11) Social Media Can Not be Measured. This is the biggest misconception. You can monitor your social media efficiency using Key Performance Indicators that are tied with your overall organizational goals and strategy. Using tracking tools and analytics, all engagement using social media can be measured and be used to make decisions that would affect your organization positively in reaching its objectives.
25 Reasons Why Every Business Should Use Social Media
1) Increase your brand equity, awareness and recognition
2) Own your brand’s social presence on the web
3) Monitor your brand reputation
4) Build your brand and create meaningful relationships with your audience
5) Take your message directly to your consumers and interact with them
6) Receive meaningful feedback and constructive criticism
7) Be aligned with technological advances and how your customers interact today.
8) Seem current and “new school” not “old school.”
9) Increase your search engine rankings and receive search engine optimization benefits by improving your linkability factor i.e Obtaining natural links from others pointing to your content
10) Tap into new audiences
11) Increase customer loyalty and stickiness with your product or service
12) Increase traffic and sales
13) Increase your Return on Investment
14) Be able to measure every social engagement and tie it with an outcome and decision-making
15) Build your email list
16) Keep your audience engaged with new, fresh content, thus preventing brand obscurity
17) Establish yourself as an expert
18) Create buzz and enable word of mouth
19) Compete with larger competitors
20) Lower marketing costs and increase savings
21) Target niche audiences that would be interested in your product/service
22) Be more accessible to your audience and increase the communication factor
23) Showcase all your products/services and receive constructive feedback
24) Find out exactly what your customers want and improve your offering to them
25) Your customers can become your street team and evangelists. They can spread the word about how great your products or services are
Why Measuring Social Media Engagement is Crucial to Your Business
Improving social engagement is a problem if you can not quantify the level and quality of the social interactions you are having with your audience. Make sure you define quantifiable, explicit goals that can help you calculate Return on Investment.

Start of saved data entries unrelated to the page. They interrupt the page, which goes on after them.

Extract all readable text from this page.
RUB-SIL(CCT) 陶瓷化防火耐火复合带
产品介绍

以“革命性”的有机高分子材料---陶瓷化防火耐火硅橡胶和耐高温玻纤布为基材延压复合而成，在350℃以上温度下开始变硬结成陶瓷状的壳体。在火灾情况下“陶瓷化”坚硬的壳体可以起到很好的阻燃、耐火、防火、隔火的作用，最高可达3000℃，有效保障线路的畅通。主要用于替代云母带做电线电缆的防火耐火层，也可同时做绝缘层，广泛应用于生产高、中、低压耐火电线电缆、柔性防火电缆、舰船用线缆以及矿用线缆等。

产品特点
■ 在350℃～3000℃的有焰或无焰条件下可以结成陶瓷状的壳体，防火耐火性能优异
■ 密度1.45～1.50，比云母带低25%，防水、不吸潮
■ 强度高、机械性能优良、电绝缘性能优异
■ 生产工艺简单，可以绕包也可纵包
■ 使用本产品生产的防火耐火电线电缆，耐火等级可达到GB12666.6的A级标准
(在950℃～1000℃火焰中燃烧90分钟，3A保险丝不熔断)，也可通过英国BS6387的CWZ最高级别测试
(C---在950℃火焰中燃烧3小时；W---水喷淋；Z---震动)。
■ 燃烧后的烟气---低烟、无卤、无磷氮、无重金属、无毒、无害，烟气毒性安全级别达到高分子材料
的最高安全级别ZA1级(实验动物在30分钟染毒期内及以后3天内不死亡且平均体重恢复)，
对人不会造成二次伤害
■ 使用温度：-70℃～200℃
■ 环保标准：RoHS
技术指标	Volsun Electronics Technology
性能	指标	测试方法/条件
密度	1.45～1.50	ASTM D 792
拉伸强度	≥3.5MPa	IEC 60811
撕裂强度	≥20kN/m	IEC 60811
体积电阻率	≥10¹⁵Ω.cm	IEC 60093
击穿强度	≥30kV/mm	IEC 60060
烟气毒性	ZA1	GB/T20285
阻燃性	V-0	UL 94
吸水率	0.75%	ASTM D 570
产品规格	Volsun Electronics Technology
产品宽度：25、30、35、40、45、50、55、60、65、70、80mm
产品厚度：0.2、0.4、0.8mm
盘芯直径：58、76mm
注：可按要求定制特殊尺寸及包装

It is important that you pay attention to what the numbers are telling you instead of focusing only on the numbers themselves as a feel-good statistic. Attach metrics tools, such as Google Analytics, to help you decipher what the numbers mean. Every social interaction should be tracked and translated into a meaningful conclusion that can aid strategic decision-making that affects your objectives. Perhaps your objective might be improving your brand image or getting feedback for product development, so sales might not be as relevant as positive ratings, reviews or feedback. Interpreting the data is key to achieving this. Finding trends and tracking them back to where they began is the important for measuring your ROI.
Without the appropriate measurement tools and tracking every social marketing campaign, you will be operating inefficiently and blindly. Neglect the dangerous myth that claims that social media activities can not be measured and used to impact effective strategic decision-making. Your business long-term success relies on it.